The journal, which began in 2006, describes its own mandate thus:
A refereed online journal, Plagiary represents a wide range of research topics which address general and specific issues relating to plagiarism, fabrication, and falsification. Devoted specifically to the scholarly, cross-disciplinary study of plagiary and related behaviors across genres of communication, Plagiary will feature research articles and reports on discipline-specific misconduct, case studies (historical and modern; inter-/intra-lingual), legal issues, literary traditions and conceptualizations, popular genres of discourse, detection and prevention, pedagogy (cheating/academic integrity), technical reports on related phenomena, and other topics of clear relevance (i.e. mimicry, parody, pastiche) along with book reviews and responses to published articles.
It is edited by John P. Lesko, a linguist at Saginaw Valley State University.
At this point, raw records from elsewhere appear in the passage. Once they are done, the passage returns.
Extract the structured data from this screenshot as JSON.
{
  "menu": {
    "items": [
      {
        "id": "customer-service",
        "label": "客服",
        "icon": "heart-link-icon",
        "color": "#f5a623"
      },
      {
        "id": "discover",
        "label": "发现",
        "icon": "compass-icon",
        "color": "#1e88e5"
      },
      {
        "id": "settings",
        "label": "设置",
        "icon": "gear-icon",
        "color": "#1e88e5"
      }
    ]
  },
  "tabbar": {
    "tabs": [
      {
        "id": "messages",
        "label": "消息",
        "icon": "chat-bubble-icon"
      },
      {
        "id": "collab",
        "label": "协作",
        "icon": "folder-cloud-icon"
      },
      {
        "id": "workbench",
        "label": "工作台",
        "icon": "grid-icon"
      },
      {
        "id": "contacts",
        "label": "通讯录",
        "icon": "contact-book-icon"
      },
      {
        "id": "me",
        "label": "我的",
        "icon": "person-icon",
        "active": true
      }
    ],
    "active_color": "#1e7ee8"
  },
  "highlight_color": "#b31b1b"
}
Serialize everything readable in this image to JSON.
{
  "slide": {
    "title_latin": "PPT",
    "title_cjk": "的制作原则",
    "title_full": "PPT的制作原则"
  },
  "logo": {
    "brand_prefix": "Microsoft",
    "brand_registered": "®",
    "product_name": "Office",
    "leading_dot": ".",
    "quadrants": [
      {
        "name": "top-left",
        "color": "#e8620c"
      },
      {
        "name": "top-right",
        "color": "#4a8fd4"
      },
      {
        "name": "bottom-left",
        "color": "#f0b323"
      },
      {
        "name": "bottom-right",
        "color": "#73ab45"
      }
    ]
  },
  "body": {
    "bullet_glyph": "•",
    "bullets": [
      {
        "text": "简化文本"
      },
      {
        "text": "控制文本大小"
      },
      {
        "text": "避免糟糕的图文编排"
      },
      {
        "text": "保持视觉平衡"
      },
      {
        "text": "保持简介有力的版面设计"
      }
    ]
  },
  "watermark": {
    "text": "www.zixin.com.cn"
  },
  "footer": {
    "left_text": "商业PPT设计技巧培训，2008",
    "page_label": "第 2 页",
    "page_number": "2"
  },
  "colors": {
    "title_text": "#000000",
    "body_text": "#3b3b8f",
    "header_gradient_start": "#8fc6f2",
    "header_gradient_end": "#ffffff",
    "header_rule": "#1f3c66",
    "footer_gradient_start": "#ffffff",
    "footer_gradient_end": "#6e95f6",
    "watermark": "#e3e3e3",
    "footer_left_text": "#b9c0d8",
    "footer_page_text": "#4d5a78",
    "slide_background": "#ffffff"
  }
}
Its editorial board features a wide array of disciplines, including one psychologist, Joshua D. Landau of York College of Pennsylvania. It is published by the
Some article titles include:
- “Curing the Cold but Killing the Patient? Turnitin.com, Online Paper Mills, and the Outsourcing of Academic Work“
- “Gender Differences in Student Ethics: Are Females Really More Ethical?“
- “Ward Churchill’s Twelve Excuses for Plagiarism“
- “The Google Library Project: Both Sides of the Story“
- “How College Students Cheat On In-Class Examinations: Creativity, Strain, and Techniques of Innovation“
I only wonder how long it will be before someone attempts to “punk” the journal by sending them a submission that has itself been plagiarized from somewhere else.
I’m not sure what any of this has to do with the history of psychology, specifically, but I thought it would be interesting to many of our readers nevertheless.